What does matter is how well Salvage works with some well-worn genre tropes, given the narrative twist a genre-savvy viewer will expect  a further little turn, making it infinitely more interesting. The writer/directors also manage for their film what many a mainstream production with a twisty plot often not even tries to do and play fair with the audience, providing all the information to understand what’s actually going on well in advance and trusting their telling of the tale to be compelling enough to keep the viewers who get it watching.

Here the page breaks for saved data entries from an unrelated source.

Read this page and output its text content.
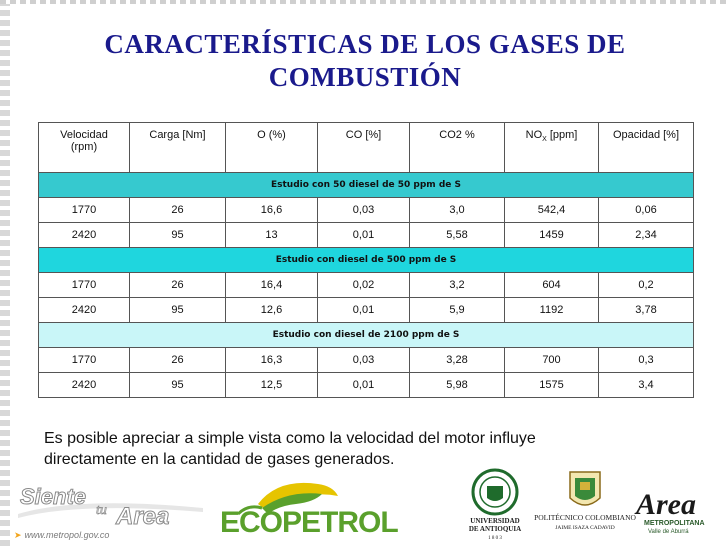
CARACTERÍSTICAS DE LOS GASES DE
COMBUSTIÓN
Velocidad
(rpm)	Carga [Nm]	O (%)	CO [%]	CO2 %	$NO_X$ [ppm]	Opacidad [%]
Estudio con 50 diesel de 50 ppm de S						
1770	26	16,6	0,03	3,0	542,4	0,06
2420	95	13	0,01	5,58	1459	2,34
Estudio con diesel de 500 ppm de S						
1770	26	16,4	0,02	3,2	604	0,2
2420	95	12,6	0,01	5,9	1192	3,78
Estudio con diesel de 2100 ppm de S						
1770	26	16,3	0,03	3,28	700	0,3
2420	95	12,5	0,01	5,98	1575	3,4
Es posible apreciar a simple vista como la velocidad del motor influye
directamente en la cantidad de gases generados.
Siente
tu Area
➤ www.metropol.gov.co	ECOPETROL	UNIVERSIDAD
DE ANTIOQUIA
1 8 0 3
POLITÉCNICO COLOMBIANO
JAIME ISAZA CADAVID
Area
METROPOLITANA
Valle de Aburrá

That’s a well-made bet, for Salvage is nothing if not engrossing. It’s not just the tight editing and clever writing that makes this one so great. There’s also the sure-handed way the directors make use of the local colour – or perhaps a lack thereof – of the place where this was shot, making the surroundings feel like a real dead-end town. This does of course make the increasing weirdness of the things Claire goes through even more effective, for they break the rules of a well established reality instead of just being weird for weirdness sake. Last but not least, the Crooks (which is probably not the moniker the directors would have wanted, so sorry) are very good at suspense and horror scenes in the classic style, despite a handful of jump scares clearly preferring the creeping dread to shouting boo, creating many of the best moments of horror and excitement here out of of limited visibility, slow movement, and the knowledge there’s something lurking just around a corner.

Salvage is a truly fine film, is what I’m trying to say, the sort of film that quickly made me forget it must have been shot on a shoe-string budget through the power of really great genre filmmaking.